Monday, Oct. 28, 1946
Britain's Best
The British muscled in on Chicago last week. In the heart of Anglophobe Colonel Robert McCormick's bustling bailiwick they set up a loan exhibition of 62 of Britain's best paintings, by Hogarth, Constable, and Turner. The British Ambassador, Lord Inverchapel, was on hand at Chicago's Art Institute to open the show with a suitably democratic address. Said he: "[These] painters . . . are all of the humble English earth; very earthy, simple folk, men of the people."*
There was nothing simple about William Hogarth, the earliest of the three, who made 18th Century London look like a highly dramatic hell. Nor was there anything earthy about Joseph M. W. Turner's blazey skies, and seascapes.

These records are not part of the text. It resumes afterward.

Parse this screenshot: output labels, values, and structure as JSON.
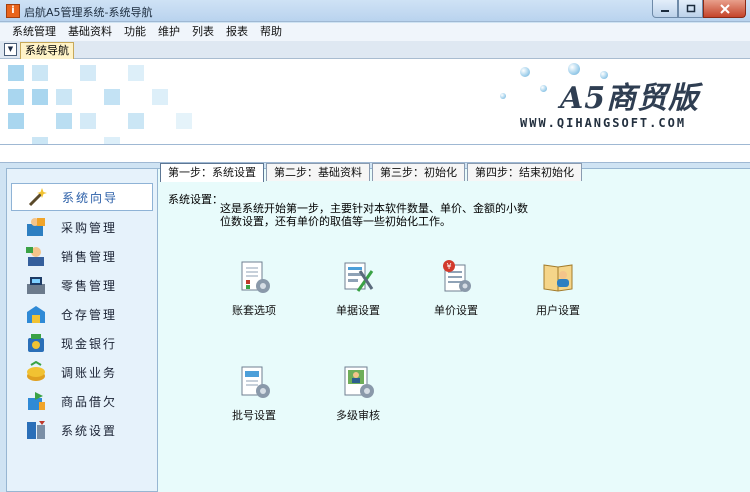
{
  "window": {
    "title": "启航A5管理系统-系统导航",
    "app_icon_glyph": "i"
  },
  "menu": [
    "系统管理",
    "基础资料",
    "功能",
    "维护",
    "列表",
    "报表",
    "帮助"
  ],
  "doc_tab": {
    "label": "系统导航"
  },
  "banner": {
    "title": "A5商贸版",
    "url": "WWW.QIHANGSOFT.COM"
  },
  "sidebar": {
    "items": [
      {
        "label": "系统向导",
        "icon": "wand-icon",
        "active": true
      },
      {
        "label": "采购管理",
        "icon": "purchase-icon"
      },
      {
        "label": "销售管理",
        "icon": "sales-icon"
      },
      {
        "label": "零售管理",
        "icon": "retail-icon"
      },
      {
        "label": "仓存管理",
        "icon": "warehouse-icon"
      },
      {
        "label": "现金银行",
        "icon": "cash-bank-icon"
      },
      {
        "label": "调账业务",
        "icon": "adjust-icon"
      },
      {
        "label": "商品借欠",
        "icon": "borrow-icon"
      },
      {
        "label": "系统设置",
        "icon": "settings-icon"
      }
    ]
  },
  "steps": [
    {
      "label": "第一步：系统设置",
      "active": true
    },
    {
      "label": "第二步：基础资料"
    },
    {
      "label": "第三步：初始化"
    },
    {
      "label": "第四步：结束初始化"
    }
  ],
  "step1": {
    "heading": "系统设置：",
    "description_line1": "这是系统开始第一步，主要针对本软件数量、单价、金额的小数",
    "description_line2": "位数设置，还有单价的取值等一些初始化工作。",
    "functions": [
      {
        "label": "账套选项",
        "icon": "account-options-icon"
      },
      {
        "label": "单据设置",
        "icon": "document-settings-icon"
      },
      {
        "label": "单价设置",
        "icon": "price-settings-icon"
      },
      {
        "label": "用户设置",
        "icon": "user-settings-icon"
      },
      {
        "label": "批号设置",
        "icon": "batch-settings-icon"
      },
      {
        "label": "多级审核",
        "icon": "multi-level-audit-icon"
      }
    ]
  },
  "colors": {
    "accent": "#2b5fa8",
    "panel_bg": "#e8fbfb",
    "sidebar_bg": "#e6f2fb"
  }
}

There was indeed humble English earthiness in the 19th Century's John Constable, who spent most of his life in the country, kept his eyes fixed on the beautiful. Wrote Critic Ruskin scornfully: "Constable perceives . . . that grass is wet, the meadows flat, and the boughs shady; about as much as . . . might in general be apprehended, between them, by an intelligent faun and a skylark." But Constable had enough faunlike intelligence and skylark blitheness to make him Britain's classic landscape painter.
*Colonel McCormick's Chicago Tribune, whose Anglophobia extends to a deliberate ignoring of titles, duly mentioned it as "Ambassador Clark Kerr's" speech.